Successful outsourcing isn’t about tight contracts and meeting Service Level Agreements (SLAs). Rather, it is strictly a people-oriented business and is based on relationships between provider and customer, according to the first global outsourcing survey to be undertaken by KPMG.
Failed relationships equal spiralling costs, according to the report, with 60% of respondents claiming problems with their outsourcing provider are almost always people-related.
KPMG spokesman Egidio Zarella says this is because outsourcing arrangements are not managed correctly, with 79% of survey respondents not even knowing the cost of selecting a provider.
Zarella says 50% of respondents took longer than six months to complete the Request for Proposal (RFP) part of the process, while 30% took longer than nine months. During this time the market shifted.
He says organisations are in the dark when it comes to measuring the value of outsourcing deals, although 89% of respondents plan to increase their current level of outsourcing.
In fact, 42% of outsourcing arrangements are not supported by a formal strategic measurement framework.
More than 650 organisations in 32 countries participated in the survey and more than 60% of respondents are C-level executives.
Nearly half of respondents have an annual turnover of more than US$1 billion (NZ$1.45 billion) and 143 Australian companies participated in the research.
“Sourcing is completely a people’s business; only 13% blamed technology when the contract went bad,” Zarella says.
“It’s not about contracts but having the right people.
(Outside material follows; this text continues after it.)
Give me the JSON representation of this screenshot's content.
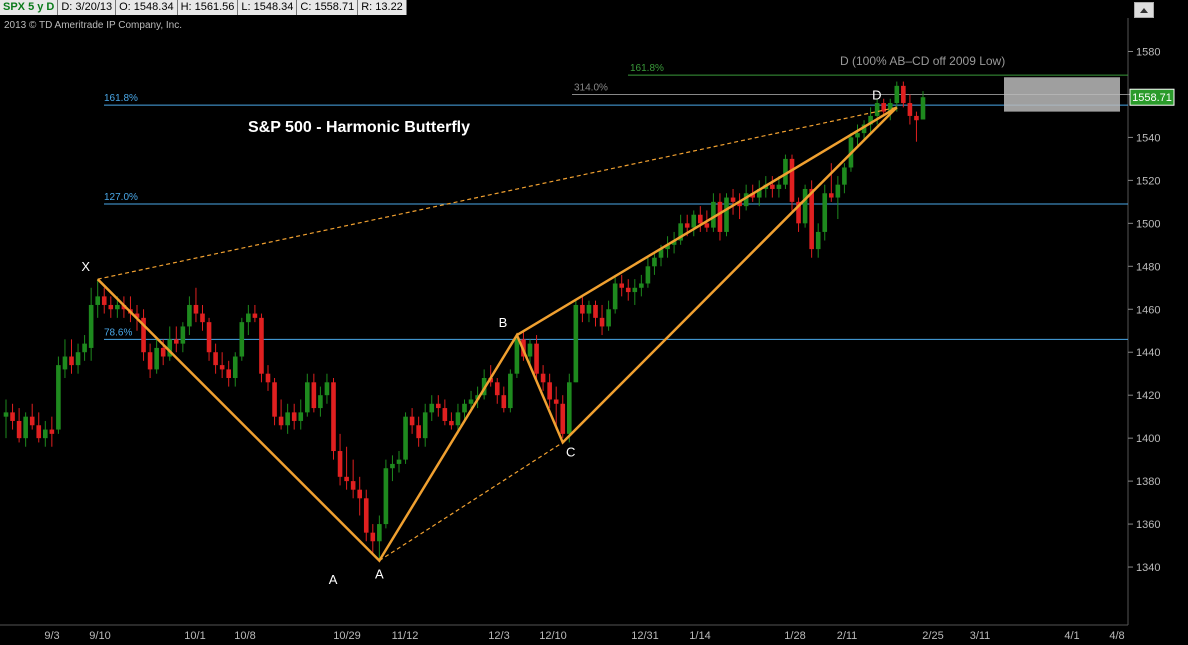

The worst offenders are those with massive SLAs, they fail to keep it simple.
“Typically costs will initially go down when organisations outsource but two years later costs are higher than they were before outsourcing.”
Zarella blames lack of vendor management, claiming it is a full-time job to manage an outsourcing provider.
He says deals should be monitored every quarter with a ten-point checklist and companies should check all change requests that go to the vendor.
“Only about 20% of companies in Australia measure outsourcers effectively because they don’t measure the contract beyond SLAs,” he says.
He believes organisations need to appoint a full-time “relationship manager” to remove dependencies on consultants.
“It is too expensive to keep IT in-house but it has to be done properly by appointing a relationship manager.
“Because this is a new title there is a serious shortage of people with vendor management skills — the days of a contract manager working in accounts payable are long gone.
“Also, the person that does the deal and develops the contract should not be the person managing it afterwards.”
The study supports Gartner research which claims IT departments are shrinking as IT professionals move into specialist roles such as vendor management.
In the future, an IT career will not be about technology but managing a range of service providers, the Gartner study found.
By 2010, IT organisations in large and medium-size companies will be 30% smaller, according to Diane Morello, vice president of research at Gartner.
“Partly driving this trend is outsourcing and IT automation,” she says.